Оленье стадо скрылось в долине, и тишина накрыла упряжки.

Пришли долгие солнечные дни. Если и задует теперь пурга, то ненадолго, и сквозь летящий снег будет пробиваться солнечный луч, не то что в глухую зиму, когда во тьме бури смешиваются ночной мрак и дневные сумерки.

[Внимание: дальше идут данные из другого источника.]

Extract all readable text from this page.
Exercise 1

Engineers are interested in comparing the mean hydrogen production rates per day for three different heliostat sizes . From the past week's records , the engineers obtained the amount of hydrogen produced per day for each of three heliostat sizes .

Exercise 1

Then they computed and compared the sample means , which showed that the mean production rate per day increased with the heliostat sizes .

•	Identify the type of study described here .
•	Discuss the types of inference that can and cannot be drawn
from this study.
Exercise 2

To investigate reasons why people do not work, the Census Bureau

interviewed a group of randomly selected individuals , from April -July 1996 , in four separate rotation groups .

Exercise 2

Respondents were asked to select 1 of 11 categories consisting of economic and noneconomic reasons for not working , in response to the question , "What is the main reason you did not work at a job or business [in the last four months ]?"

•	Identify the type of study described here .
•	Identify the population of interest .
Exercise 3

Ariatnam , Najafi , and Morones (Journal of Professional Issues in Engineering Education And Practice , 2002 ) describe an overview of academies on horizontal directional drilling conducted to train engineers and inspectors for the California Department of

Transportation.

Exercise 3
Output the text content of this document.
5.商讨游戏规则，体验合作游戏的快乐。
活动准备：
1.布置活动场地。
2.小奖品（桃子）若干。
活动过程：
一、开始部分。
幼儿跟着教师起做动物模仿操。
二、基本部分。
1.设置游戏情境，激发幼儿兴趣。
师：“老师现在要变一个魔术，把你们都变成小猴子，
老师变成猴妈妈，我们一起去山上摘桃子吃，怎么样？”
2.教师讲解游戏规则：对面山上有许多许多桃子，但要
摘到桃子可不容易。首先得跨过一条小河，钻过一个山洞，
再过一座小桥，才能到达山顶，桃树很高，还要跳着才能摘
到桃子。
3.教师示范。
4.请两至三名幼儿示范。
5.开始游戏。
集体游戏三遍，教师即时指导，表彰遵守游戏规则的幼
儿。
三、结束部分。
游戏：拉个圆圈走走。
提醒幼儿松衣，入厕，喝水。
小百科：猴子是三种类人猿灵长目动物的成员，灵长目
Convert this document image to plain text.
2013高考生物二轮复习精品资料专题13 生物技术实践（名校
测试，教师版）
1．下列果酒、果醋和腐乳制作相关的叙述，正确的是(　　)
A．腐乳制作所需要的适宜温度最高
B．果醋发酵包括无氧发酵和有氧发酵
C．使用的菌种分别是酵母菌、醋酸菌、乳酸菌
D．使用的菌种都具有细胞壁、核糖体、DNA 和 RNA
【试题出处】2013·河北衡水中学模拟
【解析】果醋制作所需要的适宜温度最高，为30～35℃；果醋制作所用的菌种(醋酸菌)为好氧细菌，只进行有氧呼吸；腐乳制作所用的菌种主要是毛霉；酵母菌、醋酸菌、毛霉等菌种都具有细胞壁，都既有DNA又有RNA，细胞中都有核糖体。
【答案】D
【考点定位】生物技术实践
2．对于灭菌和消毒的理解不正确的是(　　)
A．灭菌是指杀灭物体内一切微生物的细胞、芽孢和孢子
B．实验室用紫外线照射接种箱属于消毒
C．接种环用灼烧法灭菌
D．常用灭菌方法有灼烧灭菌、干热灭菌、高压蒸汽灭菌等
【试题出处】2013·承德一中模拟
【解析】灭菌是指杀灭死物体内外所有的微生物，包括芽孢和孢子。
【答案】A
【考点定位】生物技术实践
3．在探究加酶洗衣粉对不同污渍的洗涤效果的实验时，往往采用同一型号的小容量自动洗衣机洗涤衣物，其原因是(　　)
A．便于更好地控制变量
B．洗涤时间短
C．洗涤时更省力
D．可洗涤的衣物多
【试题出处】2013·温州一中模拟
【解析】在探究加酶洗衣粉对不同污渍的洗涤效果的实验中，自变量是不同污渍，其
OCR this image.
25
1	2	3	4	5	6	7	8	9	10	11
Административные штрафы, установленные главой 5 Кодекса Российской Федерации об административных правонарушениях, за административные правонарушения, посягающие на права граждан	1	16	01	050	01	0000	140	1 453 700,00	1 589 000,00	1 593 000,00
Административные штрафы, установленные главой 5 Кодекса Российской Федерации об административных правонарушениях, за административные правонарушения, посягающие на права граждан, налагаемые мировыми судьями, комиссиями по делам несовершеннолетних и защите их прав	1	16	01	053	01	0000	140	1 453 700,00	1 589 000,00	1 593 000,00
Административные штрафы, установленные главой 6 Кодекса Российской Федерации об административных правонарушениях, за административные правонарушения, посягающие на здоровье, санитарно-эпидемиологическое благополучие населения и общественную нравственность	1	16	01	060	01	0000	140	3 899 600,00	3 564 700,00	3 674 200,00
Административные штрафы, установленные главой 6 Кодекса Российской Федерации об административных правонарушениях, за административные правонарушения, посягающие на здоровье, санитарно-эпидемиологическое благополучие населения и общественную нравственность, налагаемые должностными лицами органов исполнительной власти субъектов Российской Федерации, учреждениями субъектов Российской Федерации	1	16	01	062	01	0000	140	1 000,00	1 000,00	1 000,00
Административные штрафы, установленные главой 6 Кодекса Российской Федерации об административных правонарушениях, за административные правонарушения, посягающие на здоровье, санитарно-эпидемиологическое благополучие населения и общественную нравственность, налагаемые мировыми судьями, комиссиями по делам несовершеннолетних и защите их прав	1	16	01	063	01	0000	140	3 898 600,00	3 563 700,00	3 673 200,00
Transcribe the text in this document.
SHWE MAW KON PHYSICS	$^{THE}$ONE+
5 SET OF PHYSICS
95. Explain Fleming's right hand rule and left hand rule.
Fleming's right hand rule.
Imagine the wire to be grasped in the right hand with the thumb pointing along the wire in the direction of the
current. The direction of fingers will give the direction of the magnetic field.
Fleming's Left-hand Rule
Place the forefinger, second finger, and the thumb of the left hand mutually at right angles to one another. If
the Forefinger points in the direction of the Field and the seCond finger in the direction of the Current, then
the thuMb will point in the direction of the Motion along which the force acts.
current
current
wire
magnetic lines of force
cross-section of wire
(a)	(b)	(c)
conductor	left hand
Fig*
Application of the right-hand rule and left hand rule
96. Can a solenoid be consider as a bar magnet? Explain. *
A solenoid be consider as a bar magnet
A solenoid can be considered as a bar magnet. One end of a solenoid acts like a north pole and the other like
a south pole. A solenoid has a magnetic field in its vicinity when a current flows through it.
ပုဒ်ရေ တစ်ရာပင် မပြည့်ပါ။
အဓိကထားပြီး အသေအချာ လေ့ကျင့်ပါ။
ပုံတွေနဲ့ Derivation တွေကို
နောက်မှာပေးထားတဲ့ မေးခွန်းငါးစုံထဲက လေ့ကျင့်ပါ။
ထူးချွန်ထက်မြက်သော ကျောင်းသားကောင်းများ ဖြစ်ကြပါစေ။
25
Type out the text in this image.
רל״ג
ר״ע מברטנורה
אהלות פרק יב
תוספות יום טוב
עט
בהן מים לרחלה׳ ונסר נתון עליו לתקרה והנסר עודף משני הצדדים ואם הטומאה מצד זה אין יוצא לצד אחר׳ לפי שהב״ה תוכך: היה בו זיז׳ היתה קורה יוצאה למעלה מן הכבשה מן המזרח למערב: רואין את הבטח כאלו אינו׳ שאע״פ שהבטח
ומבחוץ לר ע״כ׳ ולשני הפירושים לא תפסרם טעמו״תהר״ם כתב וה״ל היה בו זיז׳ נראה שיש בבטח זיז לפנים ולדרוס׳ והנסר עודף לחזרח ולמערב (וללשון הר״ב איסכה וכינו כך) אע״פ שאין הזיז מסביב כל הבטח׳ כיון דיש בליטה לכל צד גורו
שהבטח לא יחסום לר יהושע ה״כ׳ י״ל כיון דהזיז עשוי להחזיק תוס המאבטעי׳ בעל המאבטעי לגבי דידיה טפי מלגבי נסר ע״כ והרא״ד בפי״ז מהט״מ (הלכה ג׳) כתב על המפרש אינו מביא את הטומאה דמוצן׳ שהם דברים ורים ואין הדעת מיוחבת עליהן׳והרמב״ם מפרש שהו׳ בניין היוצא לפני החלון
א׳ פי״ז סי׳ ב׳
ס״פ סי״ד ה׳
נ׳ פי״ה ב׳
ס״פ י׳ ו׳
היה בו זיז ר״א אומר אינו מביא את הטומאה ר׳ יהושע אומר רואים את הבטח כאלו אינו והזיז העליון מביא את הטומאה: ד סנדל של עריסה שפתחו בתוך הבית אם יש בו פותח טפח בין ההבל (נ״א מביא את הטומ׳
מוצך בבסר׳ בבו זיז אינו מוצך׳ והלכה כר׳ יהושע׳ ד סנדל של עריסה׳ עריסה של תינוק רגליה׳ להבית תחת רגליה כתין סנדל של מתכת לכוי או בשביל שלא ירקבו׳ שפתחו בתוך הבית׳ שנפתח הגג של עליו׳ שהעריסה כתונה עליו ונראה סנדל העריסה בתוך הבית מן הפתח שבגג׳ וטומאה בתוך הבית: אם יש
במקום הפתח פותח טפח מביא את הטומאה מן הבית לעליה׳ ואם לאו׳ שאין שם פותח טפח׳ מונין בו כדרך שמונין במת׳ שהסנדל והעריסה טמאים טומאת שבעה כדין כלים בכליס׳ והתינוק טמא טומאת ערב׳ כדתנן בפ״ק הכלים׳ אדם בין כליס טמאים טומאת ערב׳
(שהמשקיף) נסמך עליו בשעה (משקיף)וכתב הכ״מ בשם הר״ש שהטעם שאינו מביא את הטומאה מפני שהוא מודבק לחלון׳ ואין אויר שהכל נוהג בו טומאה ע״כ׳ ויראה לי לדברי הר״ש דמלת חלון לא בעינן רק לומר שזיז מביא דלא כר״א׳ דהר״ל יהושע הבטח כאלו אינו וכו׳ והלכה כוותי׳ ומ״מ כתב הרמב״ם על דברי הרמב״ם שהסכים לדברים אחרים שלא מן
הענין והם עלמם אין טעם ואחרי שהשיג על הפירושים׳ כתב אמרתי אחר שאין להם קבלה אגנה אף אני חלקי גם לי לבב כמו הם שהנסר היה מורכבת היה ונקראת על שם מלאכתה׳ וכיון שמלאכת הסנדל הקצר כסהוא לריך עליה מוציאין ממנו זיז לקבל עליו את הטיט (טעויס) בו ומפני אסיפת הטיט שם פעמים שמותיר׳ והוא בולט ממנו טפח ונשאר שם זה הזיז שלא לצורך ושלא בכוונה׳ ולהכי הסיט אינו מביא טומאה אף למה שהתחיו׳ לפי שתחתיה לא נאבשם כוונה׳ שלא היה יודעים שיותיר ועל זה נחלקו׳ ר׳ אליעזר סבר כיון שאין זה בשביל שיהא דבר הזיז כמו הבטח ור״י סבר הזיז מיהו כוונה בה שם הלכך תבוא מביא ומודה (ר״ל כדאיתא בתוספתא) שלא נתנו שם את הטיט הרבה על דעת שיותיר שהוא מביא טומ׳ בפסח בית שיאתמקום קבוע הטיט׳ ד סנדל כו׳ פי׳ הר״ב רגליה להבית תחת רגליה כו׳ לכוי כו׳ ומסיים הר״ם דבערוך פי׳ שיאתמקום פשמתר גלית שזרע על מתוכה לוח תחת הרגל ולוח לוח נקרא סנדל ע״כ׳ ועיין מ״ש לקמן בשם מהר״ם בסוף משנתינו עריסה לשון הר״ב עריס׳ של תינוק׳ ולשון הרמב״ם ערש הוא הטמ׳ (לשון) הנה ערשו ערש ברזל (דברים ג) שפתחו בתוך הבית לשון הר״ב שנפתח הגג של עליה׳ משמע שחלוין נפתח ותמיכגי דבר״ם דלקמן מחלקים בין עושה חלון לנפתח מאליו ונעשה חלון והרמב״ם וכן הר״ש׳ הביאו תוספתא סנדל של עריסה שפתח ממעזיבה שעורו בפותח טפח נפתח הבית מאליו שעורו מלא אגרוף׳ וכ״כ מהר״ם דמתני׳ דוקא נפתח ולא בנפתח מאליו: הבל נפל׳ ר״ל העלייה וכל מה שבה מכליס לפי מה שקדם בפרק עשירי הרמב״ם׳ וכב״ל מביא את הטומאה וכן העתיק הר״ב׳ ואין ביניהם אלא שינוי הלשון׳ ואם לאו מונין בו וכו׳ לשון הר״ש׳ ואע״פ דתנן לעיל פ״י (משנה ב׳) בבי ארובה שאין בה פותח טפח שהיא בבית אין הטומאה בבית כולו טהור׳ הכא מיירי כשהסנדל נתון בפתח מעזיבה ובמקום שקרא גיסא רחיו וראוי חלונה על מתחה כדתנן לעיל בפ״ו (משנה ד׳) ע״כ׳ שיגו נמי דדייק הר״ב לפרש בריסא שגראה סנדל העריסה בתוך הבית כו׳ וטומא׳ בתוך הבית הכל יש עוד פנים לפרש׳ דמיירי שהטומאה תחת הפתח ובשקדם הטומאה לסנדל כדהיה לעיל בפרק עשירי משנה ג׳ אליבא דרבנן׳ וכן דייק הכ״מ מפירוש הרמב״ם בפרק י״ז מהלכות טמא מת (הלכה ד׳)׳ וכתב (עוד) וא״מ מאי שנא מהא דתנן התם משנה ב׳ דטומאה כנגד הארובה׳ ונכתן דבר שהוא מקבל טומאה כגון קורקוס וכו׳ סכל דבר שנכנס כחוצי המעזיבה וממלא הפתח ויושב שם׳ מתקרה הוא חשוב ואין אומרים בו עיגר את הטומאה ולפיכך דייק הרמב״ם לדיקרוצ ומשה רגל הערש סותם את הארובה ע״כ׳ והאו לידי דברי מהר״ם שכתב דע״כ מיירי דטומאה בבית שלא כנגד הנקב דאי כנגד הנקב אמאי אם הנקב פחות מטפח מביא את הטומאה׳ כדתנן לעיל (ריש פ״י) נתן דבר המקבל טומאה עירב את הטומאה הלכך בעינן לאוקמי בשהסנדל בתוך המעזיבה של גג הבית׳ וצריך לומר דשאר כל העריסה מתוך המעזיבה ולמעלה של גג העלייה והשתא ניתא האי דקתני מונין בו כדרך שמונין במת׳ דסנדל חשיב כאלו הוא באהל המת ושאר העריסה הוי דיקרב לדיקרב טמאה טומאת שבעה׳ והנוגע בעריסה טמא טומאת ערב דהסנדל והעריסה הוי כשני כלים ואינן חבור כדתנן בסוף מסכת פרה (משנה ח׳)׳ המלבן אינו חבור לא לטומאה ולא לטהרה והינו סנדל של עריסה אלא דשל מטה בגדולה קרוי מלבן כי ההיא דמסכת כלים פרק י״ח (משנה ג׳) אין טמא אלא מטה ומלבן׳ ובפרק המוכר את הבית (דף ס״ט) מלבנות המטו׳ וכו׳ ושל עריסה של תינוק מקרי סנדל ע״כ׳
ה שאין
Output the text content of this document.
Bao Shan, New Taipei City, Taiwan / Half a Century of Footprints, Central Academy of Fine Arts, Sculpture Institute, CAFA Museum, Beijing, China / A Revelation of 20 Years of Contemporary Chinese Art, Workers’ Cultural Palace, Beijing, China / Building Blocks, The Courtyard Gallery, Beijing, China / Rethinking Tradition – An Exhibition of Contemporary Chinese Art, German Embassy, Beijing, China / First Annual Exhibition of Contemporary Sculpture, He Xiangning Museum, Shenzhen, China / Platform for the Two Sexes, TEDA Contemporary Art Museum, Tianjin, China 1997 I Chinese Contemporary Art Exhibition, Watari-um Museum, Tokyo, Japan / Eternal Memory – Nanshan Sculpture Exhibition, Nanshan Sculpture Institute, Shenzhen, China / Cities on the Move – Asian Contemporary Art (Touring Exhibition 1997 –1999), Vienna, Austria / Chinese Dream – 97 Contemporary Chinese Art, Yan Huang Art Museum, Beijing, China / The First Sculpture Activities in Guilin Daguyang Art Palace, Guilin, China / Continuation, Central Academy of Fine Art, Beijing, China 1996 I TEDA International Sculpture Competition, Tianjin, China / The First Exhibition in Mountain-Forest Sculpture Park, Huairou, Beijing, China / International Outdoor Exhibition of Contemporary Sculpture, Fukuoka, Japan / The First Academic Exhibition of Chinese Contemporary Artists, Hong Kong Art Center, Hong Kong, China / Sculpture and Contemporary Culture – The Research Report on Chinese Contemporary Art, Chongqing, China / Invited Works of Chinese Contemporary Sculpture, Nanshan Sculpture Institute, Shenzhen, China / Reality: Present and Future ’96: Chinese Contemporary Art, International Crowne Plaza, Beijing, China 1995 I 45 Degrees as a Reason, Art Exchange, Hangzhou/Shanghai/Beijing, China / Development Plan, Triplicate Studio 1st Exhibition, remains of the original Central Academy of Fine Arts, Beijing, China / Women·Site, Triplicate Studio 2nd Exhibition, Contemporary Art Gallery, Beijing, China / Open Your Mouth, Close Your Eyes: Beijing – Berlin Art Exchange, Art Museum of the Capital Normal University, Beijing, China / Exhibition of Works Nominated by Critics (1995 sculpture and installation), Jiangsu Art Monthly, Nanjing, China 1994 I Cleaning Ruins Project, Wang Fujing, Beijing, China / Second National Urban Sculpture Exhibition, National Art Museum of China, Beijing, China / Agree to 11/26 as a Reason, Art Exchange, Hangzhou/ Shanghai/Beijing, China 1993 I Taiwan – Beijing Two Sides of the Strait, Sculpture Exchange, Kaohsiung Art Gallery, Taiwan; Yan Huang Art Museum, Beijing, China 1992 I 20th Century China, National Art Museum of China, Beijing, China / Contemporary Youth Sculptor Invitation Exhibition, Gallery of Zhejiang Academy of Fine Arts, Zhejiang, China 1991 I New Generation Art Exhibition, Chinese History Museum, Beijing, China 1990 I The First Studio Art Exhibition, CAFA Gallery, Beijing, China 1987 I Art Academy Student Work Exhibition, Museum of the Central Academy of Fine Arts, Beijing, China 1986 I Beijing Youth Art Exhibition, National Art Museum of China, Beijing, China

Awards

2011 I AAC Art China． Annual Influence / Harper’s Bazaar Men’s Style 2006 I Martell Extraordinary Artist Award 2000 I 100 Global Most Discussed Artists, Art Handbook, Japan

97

Итак, если Оттой на этот раз выдержит экзамены, то долго ему не видеть оленьего стада и не испытывать удивительной радости при виде новорожденного теленка, с трудом поднимающегося на дрожащие, еще слабенькие ножки. Конечно, Оттой будет тосковать по тундре, вспоминать не только хорошие, но и ненастные дни, но это тоска о покинутом прошлом ради лучшего будущего. Оттой так погрузился в свои мысли, что совсем перестал слушать своего пассажира, пока тот не подтолкнул его локтем:

— Ну что ты думаешь об этом?

— О чем? — растерянно переспросил Оттой.

— Да ты что — спал? — удивился ветеринар. — Я говорил о полувольном выпасе. О том, чтобы предоставить оленю свободу.

— Они разбегутся, — ответил Оттой.

— Но дикие олени не разбегаются, — возразил Андрей.

— Они совсем другие, — ответил Оттой, дивясь непонятливости дипломированного животновода. — Наши разбегутся, а потом пропадут. Они привыкли к тому, что их охраняет человек.